I should say completely fell apart. The world is already crumbling when Jimmy is born, corporations ruling in place of governments. People who can afford it live in ‘compounds’ separated from the outside world where climate change and pollution has made life inhospitable – but not totally unlivable. So-called ‘Pleeblanders’ still live in places like New New York (not a typo, New York’s long gone & Texas ‘dried up and blew away’), cities that are overpopulated, under resourced and under constant threat of natural disaster.

Snowman recalls Jimmy’s life growing up in the compounds while in his present he shepherds the ‘Crakers’, the next step in human evolution created by the titular Crake, a neurodivergent genius and Jimmy’s best friend. In his absence, Crake has become a sort of deity to his creations, Snowman their scruffy, half-starved Mohammad.

Snowman/Jimmy is the main character of the story, but as the title suggests he plays a Forrest Gump role as he re-tells the fall of humanity – always around the important stuff but never really directly involved. Just there for the ride.

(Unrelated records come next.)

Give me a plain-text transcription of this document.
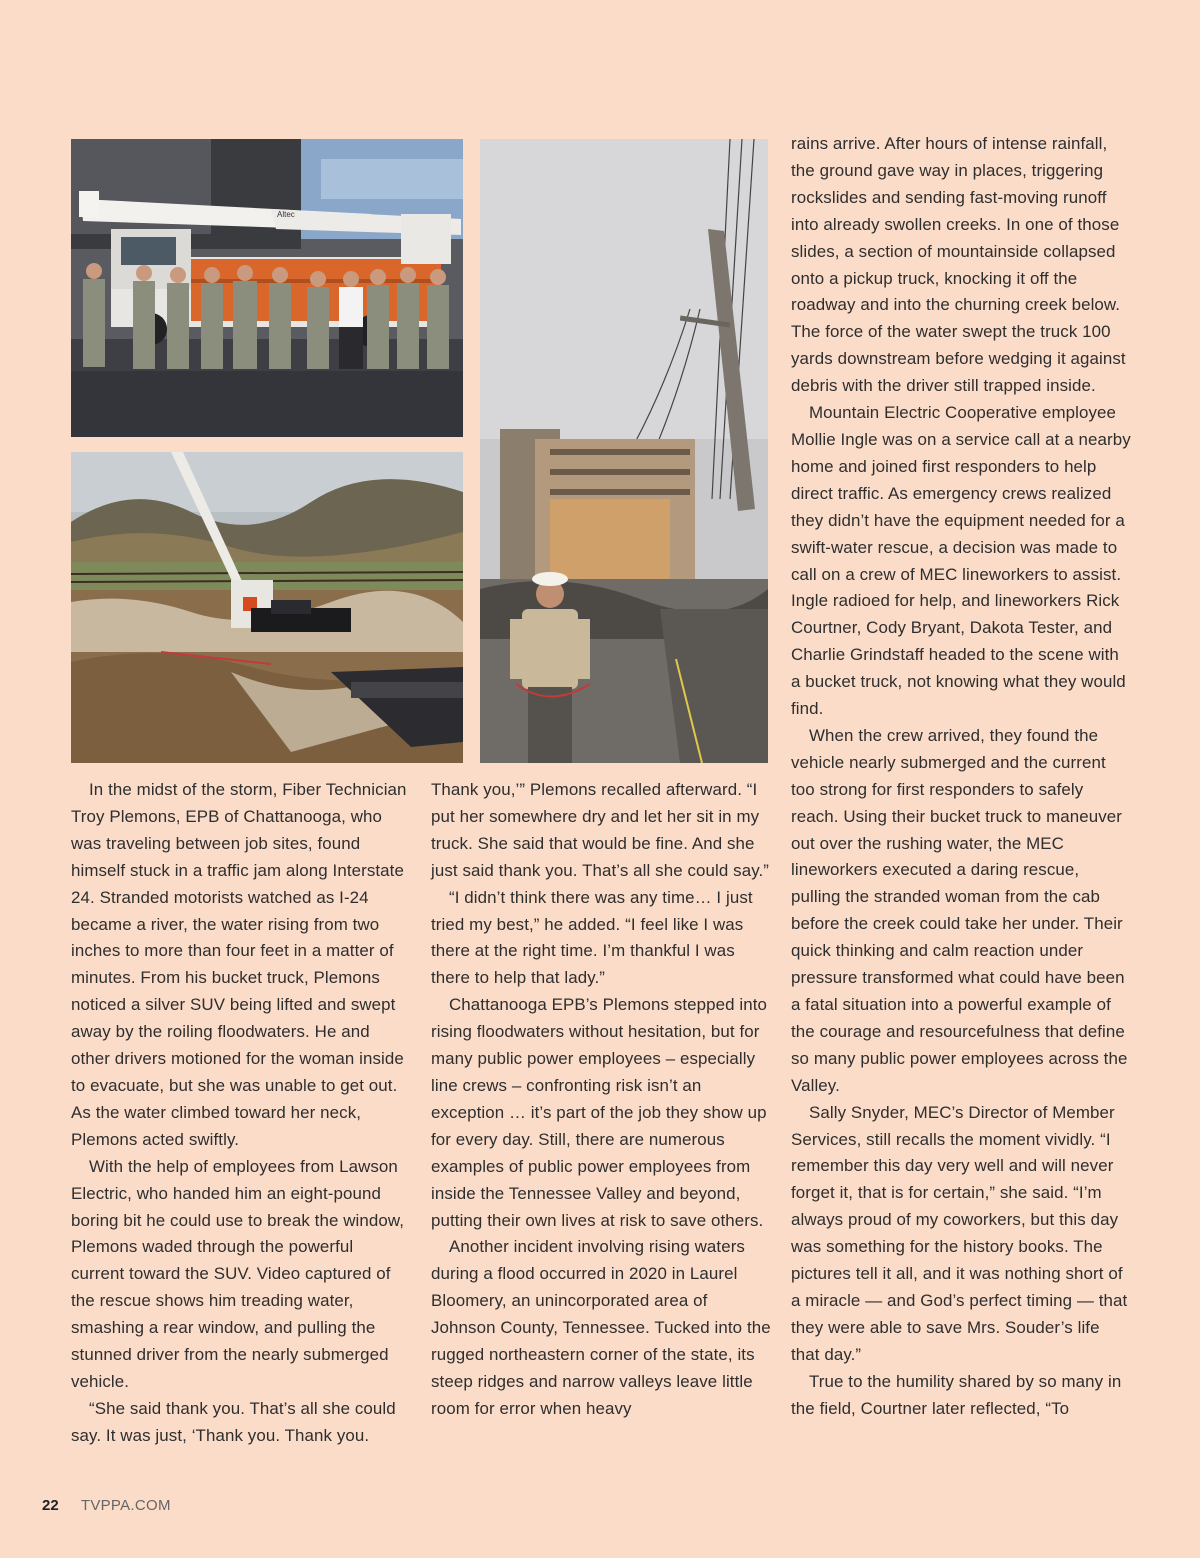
Altec

In the midst of the storm, Fiber Technician Troy Plemons, EPB of Chattanooga, who was traveling between job sites, found himself stuck in a traffic jam along Interstate 24. Stranded motorists watched as I-24 became a river, the water rising from two inches to more than four feet in a matter of minutes. From his bucket truck, Plemons noticed a silver SUV being lifted and swept away by the roiling floodwaters. He and other drivers motioned for the woman inside to evacuate, but she was unable to get out. As the water climbed toward her neck, Plemons acted swiftly.

With the help of employees from Lawson Electric, who handed him an eight-pound boring bit he could use to break the window, Plemons waded through the powerful current toward the SUV. Video captured of the rescue shows him treading water, smashing a rear window, and pulling the stunned driver from the nearly submerged vehicle.

“She said thank you. That’s all she could say. It was just, ‘Thank you. Thank you.

Thank you,’” Plemons recalled afterward. “I put her somewhere dry and let her sit in my truck. She said that would be fine. And she just said thank you. That’s all she could say.”

“I didn’t think there was any time… I just tried my best,” he added. “I feel like I was there at the right time. I’m thankful I was there to help that lady.”

Chattanooga EPB’s Plemons stepped into rising floodwaters without hesitation, but for many public power employees – especially line crews – confronting risk isn’t an exception … it’s part of the job they show up for every day. Still, there are numerous examples of public power employees from inside the Tennessee Valley and beyond, putting their own lives at risk to save others.

Another incident involving rising waters during a flood occurred in 2020 in Laurel Bloomery, an unincorporated area of Johnson County, Tennessee. Tucked into the rugged northeastern corner of the state, its steep ridges and narrow valleys leave little room for error when heavy

rains arrive. After hours of intense rainfall, the ground gave way in places, triggering rockslides and sending fast-moving runoff into already swollen creeks. In one of those slides, a section of mountainside collapsed onto a pickup truck, knocking it off the roadway and into the churning creek below. The force of the water swept the truck 100 yards downstream before wedging it against debris with the driver still trapped inside.

Mountain Electric Cooperative employee Mollie Ingle was on a service call at a nearby home and joined first responders to help direct traffic. As emergency crews realized they didn’t have the equipment needed for a swift-water rescue, a decision was made to call on a crew of MEC lineworkers to assist. Ingle radioed for help, and lineworkers Rick Courtner, Cody Bryant, Dakota Tester, and Charlie Grindstaff headed to the scene with a bucket truck, not knowing what they would find.

When the crew arrived, they found the vehicle nearly submerged and the current too strong for first responders to safely reach. Using their bucket truck to maneuver out over the rushing water, the MEC lineworkers executed a daring rescue, pulling the stranded woman from the cab before the creek could take her under. Their quick thinking and calm reaction under pressure transformed what could have been a fatal situation into a powerful example of the courage and resourcefulness that define so many public power employees across the Valley.

Sally Snyder, MEC’s Director of Member Services, still recalls the moment vividly. “I remember this day very well and will never forget it, that is for certain,” she said. “I’m always proud of my coworkers, but this day was something for the history books. The pictures tell it all, and it was nothing short of a miracle — and God’s perfect timing — that they were able to save Mrs. Souder’s life that day.”

True to the humility shared by so many in the field, Courtner later reflected, “To

22 TVPPA.COM
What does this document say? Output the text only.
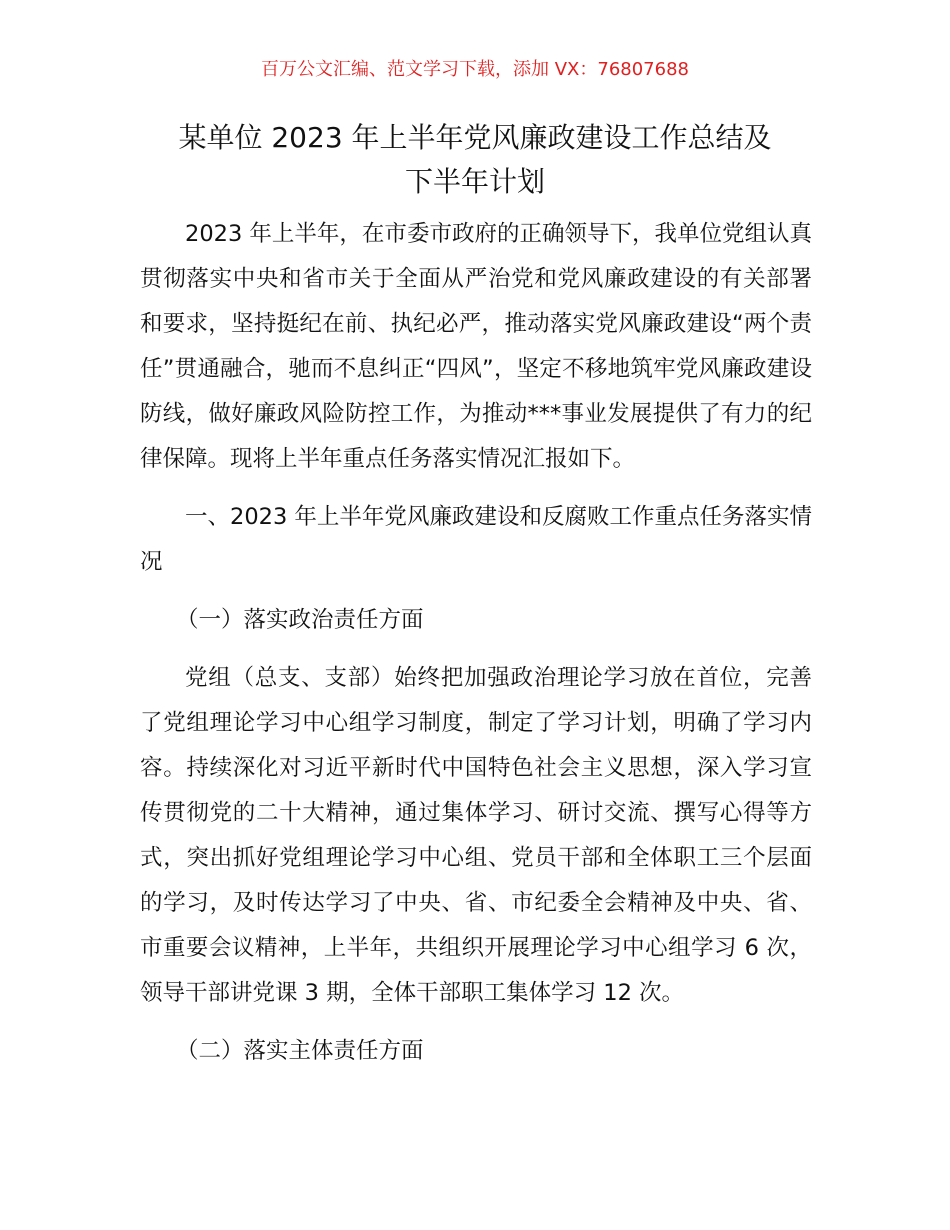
百万公文汇编、范文学习下载，添加 VX：76807688
某单位 2023 年上半年党风廉政建设工作总结及
下半年计划

2023 年上半年，在市委市政府的正确领导下，我单位党组认真贯彻落实中央和省市关于全面从严治党和党风廉政建设的有关部署和要求，坚持挺纪在前、执纪必严，推动落实党风廉政建设“两个责任”贯通融合，驰而不息纠正“四风”，坚定不移地筑牢党风廉政建设防线，做好廉政风险防控工作，为推动***事业发展提供了有力的纪律保障。现将上半年重点任务落实情况汇报如下。

一、2023 年上半年党风廉政建设和反腐败工作重点任务落实情况

（一）落实政治责任方面

党组（总支、支部）始终把加强政治理论学习放在首位，完善了党组理论学习中心组学习制度，制定了学习计划，明确了学习内容。持续深化对习近平新时代中国特色社会主义思想，深入学习宣传贯彻党的二十大精神，通过集体学习、研讨交流、撰写心得等方式，突出抓好党组理论学习中心组、党员干部和全体职工三个层面的学习，及时传达学习了中央、省、市纪委全会精神及中央、省、市重要会议精神，上半年，共组织开展理论学习中心组学习 6 次，领导干部讲党课 3 期，全体干部职工集体学习 12 次。

（二）落实主体责任方面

It’s a fitting role. Jimmy is a ‘words person’ in a world filled more and more with ‘numbers people’ as his father puts it. Science & technology dominate all corners of society. Gene splicing animals to make commercialized hybrids or sex-pills or weapons or food is the norm, often to disturbing results. Jimmy likes books and telling jokes. He spends his whole life seen as a sort of sideshow.

Lisa Appignanesi described Jimmy as ‘…part buffoon, part Orpheus’ writing about “Oryx And Crake” in the Independent. I can’t think of a description more apt. At times he’s as empty headed as his Snowman alias would suggest, especially when juxtaposed against the super-genius Crake.

But there’s a quiet sadness underneath Jimmy, occasionally dropping poignant gems about loneliness, love, loss, and the general human condition both before and after he becomes the last man on Earth. Instead of peeling back the layers of Snowman, we get to see who Jimmy is at his innocent core and then watch the layers pile up until he becomes Snowman. It’s a small spin on typical character development that Atwood employs perfectly.

So perfectly that “Oryx And Crake” unfortunately suffers from the classic dual-narrative curse: one perspective is much more interesting than the other. Jimmy’s story and the vivid, cynical civilization of the future that Atwood builds is so much more interesting & entertaining than Snowman scrounging around with the Crakers in the ruins left behind.

The ‘how?’ of this dystopia is a lot more interesting than the ‘what?’ left behind. I was rushing through Snowman sections to get back to Jimmy from very early on.  Luckily, there’s a lot more of the earlier narrative than the later narrative in the book.

Snowman’s hijinks aren’t all boring. If you’re a fan of survival books like “Hatchet”, you’ll enjoy how much thought Atwood puts into Snowman’s various tactics and strategies he’s developed to survive on his own. His interactions with the naïve Crakers are mostly funny, shining an interesting light on just how much information we take for granted as universally understood.

I haven’t mentioned her at all, but this is not Oryx erasure. Any meaningful discussion of her demands spoilers. She’s important, but felt underutilized. That’s all I’ll say.

All in all, I really enjoyed “Oryx And Crake”. It’s incredibly well thought out to the point of eerie accuracy, witty enough to get real laughs out of me on the regular, and has just enough heart underneath the cynicism to make you care about the character drama strung through the sci-fi. I’m not sure I’ll commit to the full MaddAddam trilogy, but even if I don’t “Oryx And Crake” tells a satisfying enough self-contained story.